Das missratene Tagewerk des Theodor

Peter Metzen, Esch

Es war an einem Märztag in den dreißiger Jahren. Der Winter hatte sich ausnehmend früh verabschiedet. Linde Lüfte und Sonnenschein verkündeten den Frühling. Für die Bauern war nun nach langer Winterpause die Zeit gekommen, ihre Äcker zu bestellen. In der dem Ort am nächsten gelegenen Flur »Am Örchen« wurde von den betreffenden Bauern der Anfang gemacht. Die Gemarkung bestand aus mehreren kleinen Parzellen. Folglich waren am fraglichen Tag auch mehrere Bauern zugleich dort anwesend, um ihren Acker zu pflügen. Auch der Bauer Theodor hatte dort eine Parzelle; er war aber noch nicht da. Theodor war ein geselliger Mann, der gern ein Schwätzchen hielt und stets Neuigkeiten zu erzählen wusste. Er war nicht schnell aus der Ruhe zu bringen, hatte niemals Eile und nahm es mit der Pünktlichkeit nicht allzu genau. Nun sahen ihn die schon anwesenden Bauern in der Ferne kommen. So, wie man es von ihm gewohnt war, ritt er pfeifenrauchend auf seinem blinden Pferd Felix, daneben ein Ochse, der unentbehrliche Begleiter des Pferdes. Schnell waren sich die Bauern einig, die Pause

zum Wiederkäuen des Gespanns der Reihe nach zu verlegen und jeder für sich Theodor in ein Gespräch zu verwickeln, um ihn so von der Arbeit abzuhalten. Als er am ersten Bauern vorbeiritt, begann dieser mit der Pause und begrüßte ihn freundlich. Sofort war Theodor gesprächsbereit, stolz, so freundlich begrüßt zu werden. Der Plan schien Erfolg zu haben. Nach einer Weile beendete dieser Bauer die Pause, und Theodor ritt weiter seinem Acker zu. Auf diesem Wege wurde er, wie geplant, in gleicher Weise vom nächsten Bauern aufgehalten. So ging es weiter, bis plötzlich die Glocken zu Mittag läuteten.
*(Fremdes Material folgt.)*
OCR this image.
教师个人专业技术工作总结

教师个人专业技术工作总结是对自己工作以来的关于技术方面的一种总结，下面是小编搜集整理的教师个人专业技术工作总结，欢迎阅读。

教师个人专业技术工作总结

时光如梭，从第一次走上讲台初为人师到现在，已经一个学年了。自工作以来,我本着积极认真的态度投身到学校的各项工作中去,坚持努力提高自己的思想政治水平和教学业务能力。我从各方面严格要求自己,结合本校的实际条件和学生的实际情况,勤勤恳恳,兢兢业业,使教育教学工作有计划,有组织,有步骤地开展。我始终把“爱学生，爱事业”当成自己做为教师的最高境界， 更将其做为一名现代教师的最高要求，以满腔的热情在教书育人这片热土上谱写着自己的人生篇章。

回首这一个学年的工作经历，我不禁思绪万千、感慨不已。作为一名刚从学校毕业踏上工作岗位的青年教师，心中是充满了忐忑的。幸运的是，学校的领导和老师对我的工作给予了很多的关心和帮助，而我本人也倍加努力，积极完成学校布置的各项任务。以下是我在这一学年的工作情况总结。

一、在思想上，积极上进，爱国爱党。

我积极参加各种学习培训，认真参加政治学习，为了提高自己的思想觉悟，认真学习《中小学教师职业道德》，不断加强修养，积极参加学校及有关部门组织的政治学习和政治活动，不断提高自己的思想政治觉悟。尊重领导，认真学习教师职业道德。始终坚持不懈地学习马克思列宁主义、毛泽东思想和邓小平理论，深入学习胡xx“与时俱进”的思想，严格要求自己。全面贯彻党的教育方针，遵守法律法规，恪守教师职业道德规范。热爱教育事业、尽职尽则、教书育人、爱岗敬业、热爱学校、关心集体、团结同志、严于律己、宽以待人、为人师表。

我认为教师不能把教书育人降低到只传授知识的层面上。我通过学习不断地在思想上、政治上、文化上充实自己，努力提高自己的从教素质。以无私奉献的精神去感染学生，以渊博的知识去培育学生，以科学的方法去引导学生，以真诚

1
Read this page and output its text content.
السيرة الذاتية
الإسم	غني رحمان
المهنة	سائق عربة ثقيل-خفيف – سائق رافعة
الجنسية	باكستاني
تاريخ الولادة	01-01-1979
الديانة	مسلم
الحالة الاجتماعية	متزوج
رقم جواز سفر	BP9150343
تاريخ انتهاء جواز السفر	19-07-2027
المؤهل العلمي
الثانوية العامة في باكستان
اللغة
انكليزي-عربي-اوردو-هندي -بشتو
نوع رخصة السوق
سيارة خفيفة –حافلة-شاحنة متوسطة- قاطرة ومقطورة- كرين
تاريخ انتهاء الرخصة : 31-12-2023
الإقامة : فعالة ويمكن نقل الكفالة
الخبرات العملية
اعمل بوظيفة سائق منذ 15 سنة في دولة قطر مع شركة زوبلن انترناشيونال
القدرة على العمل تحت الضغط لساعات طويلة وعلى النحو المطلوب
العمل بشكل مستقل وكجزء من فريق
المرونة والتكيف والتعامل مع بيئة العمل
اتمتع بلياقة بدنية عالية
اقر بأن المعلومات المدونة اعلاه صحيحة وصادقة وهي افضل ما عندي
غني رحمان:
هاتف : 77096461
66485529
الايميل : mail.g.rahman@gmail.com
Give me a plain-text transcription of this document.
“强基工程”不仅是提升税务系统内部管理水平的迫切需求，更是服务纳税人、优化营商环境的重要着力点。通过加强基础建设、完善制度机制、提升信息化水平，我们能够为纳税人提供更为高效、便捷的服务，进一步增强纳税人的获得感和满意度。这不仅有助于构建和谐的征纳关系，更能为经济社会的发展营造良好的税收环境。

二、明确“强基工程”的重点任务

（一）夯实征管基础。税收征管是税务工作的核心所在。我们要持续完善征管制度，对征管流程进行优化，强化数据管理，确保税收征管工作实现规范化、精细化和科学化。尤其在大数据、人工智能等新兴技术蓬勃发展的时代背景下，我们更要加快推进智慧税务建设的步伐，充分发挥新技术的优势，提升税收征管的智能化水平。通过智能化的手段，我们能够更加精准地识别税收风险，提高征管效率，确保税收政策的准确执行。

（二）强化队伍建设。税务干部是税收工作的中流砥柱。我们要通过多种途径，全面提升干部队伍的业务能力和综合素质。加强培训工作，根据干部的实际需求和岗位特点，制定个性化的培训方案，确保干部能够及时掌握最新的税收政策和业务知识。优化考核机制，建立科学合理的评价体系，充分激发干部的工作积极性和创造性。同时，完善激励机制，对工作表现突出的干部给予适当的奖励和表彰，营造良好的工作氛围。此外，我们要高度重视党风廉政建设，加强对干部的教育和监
Noch immer saß Theodor auf seinem Felix, schaute auf die Uhr und meinte: »Das darf doch nicht wahr sein!" Er war gar nicht zum Pflügen gekommen. Vergnügt und amüsiert über den gelungenen Streich fuhren die Bauern heimwärts zur Mittagspause. Wohlgemut schloss Theodor sich ihnen an. Vielleicht hatte er den Schabernack bemerkt, aber man hatte ihn zuvorkommend behandelt und ihm begeistert zugehört; das war ja auch etwas wert. Waren das nicht schöne Zeiten, als die Menschen noch Zeit füreinander hatten?